The three largest drug traffickers in the United States have won a major court victory, with a judge ruling they were not responsible for record opioid addiction in one part of the state of West Virginia.
About 10 percent of Cabell County’s population is or has been addicted to opioids — with huge economic and social costs, Justice David Faber acknowledged.
But “although there is a natural tendency in such cases to assign blame, they must be decided not on the basis of sympathy but on the basis of facts and law,” he wrote in a decision released Monday night.
“Plaintiffs have failed to establish that the volume of prescription opioids distributed in Cabell/Huntington was due to improper conduct by defendants AmerisourceBergen, Cardinal Health and McKesson,” Faber wrote.
The three companies tasked with supplying pharmacies shipped more than 51 million doses of pain relievers across the county between 2006 and 2014, and local authorities have accused them of turning a blind eye to suspicious order volumes.
But “there is nothing improper about distributing controlled substances to fulfill statutory prescriptions,” Faber said.
He blamed the manufacturers who “aggressively market prescription opioids,” not the companies that distributed them.
After becoming addicted to painkillers, many people increased their use and eventually turned to illicit drugs such as heroin and fentanyl, an extremely potent synthetic opioid.

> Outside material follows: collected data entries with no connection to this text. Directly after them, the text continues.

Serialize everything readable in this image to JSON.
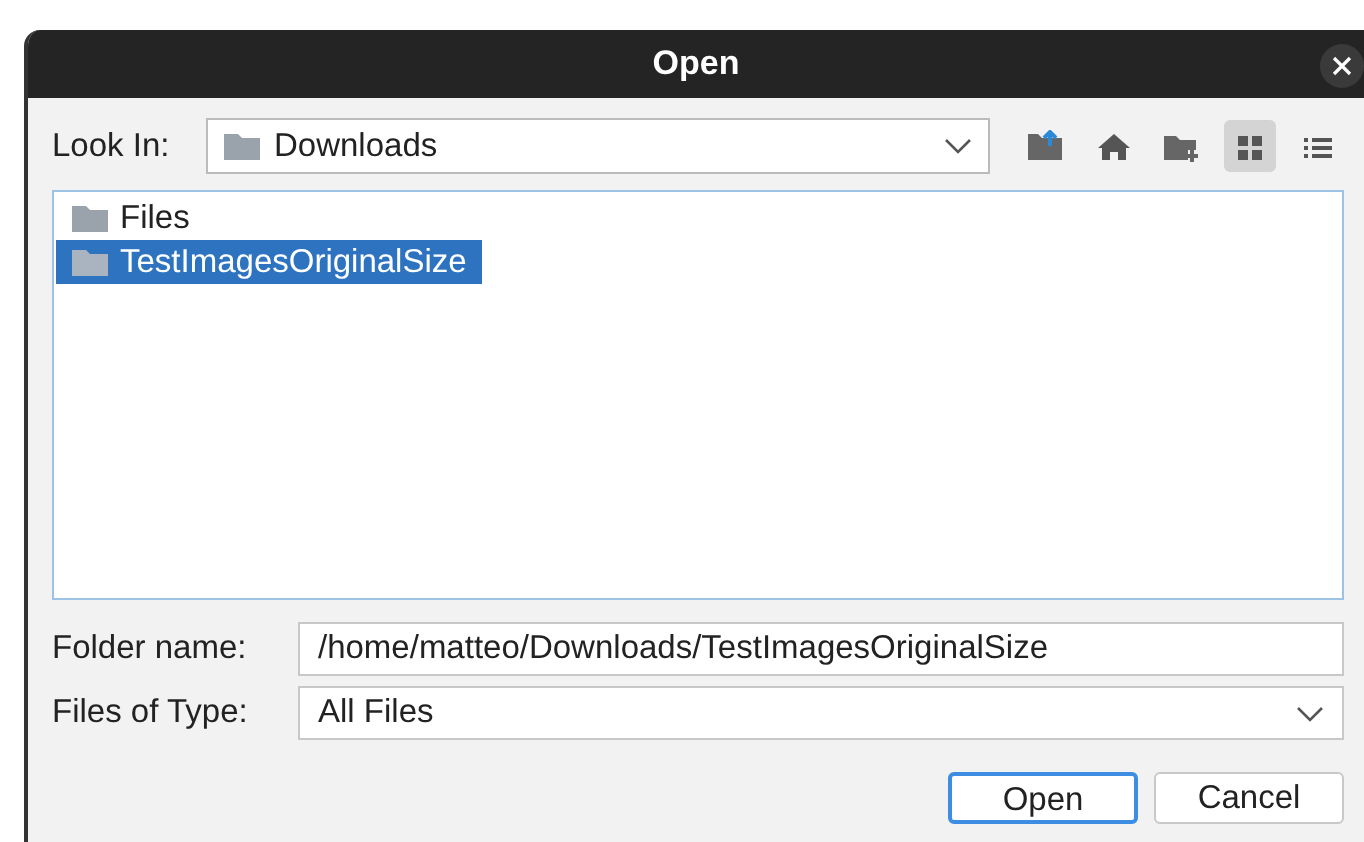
{
  "window": {
    "title": "Open"
  },
  "look_in": {
    "label": "Look In:",
    "value": "Downloads"
  },
  "toolbar": [
    {
      "kind": "up",
      "selected": false
    },
    {
      "kind": "home",
      "selected": false
    },
    {
      "kind": "newfolder",
      "selected": false
    },
    {
      "kind": "grid",
      "selected": true
    },
    {
      "kind": "list",
      "selected": false
    }
  ],
  "files": [
    {
      "name": "Files",
      "selected": false
    },
    {
      "name": "TestImagesOriginalSize",
      "selected": true
    }
  ],
  "folder_name": {
    "label": "Folder name:",
    "value": "/home/matteo/Downloads/TestImagesOriginalSize"
  },
  "files_of_type": {
    "label": "Files of Type:",
    "value": "All Files"
  },
  "buttons": [
    {
      "label": "Open",
      "default": true
    },
    {
      "label": "Cancel",
      "default": false
    }
  ]
}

The opioid crisis, which has caused more than 500,000 deaths in the United States over 20 years, has sparked a series of lawsuits from victims, as well as cities, counties and states affected by the consequences.
The lawsuit filed by Cabell County and the city of Huntington had become a symbol of the authorities’ efforts to make companies pay for the social and economic costs of the crisis.
Between May 3 and July 28, 2021, 70 witnesses testified as part of the lawsuit in federal court in Charleston, West Virginia.
With hearings ongoing, the three distributors and pharmaceutical company Johnson & Johnson agreed to pay $26 billion to end a series of court cases in a settlement that has yet to be finalized.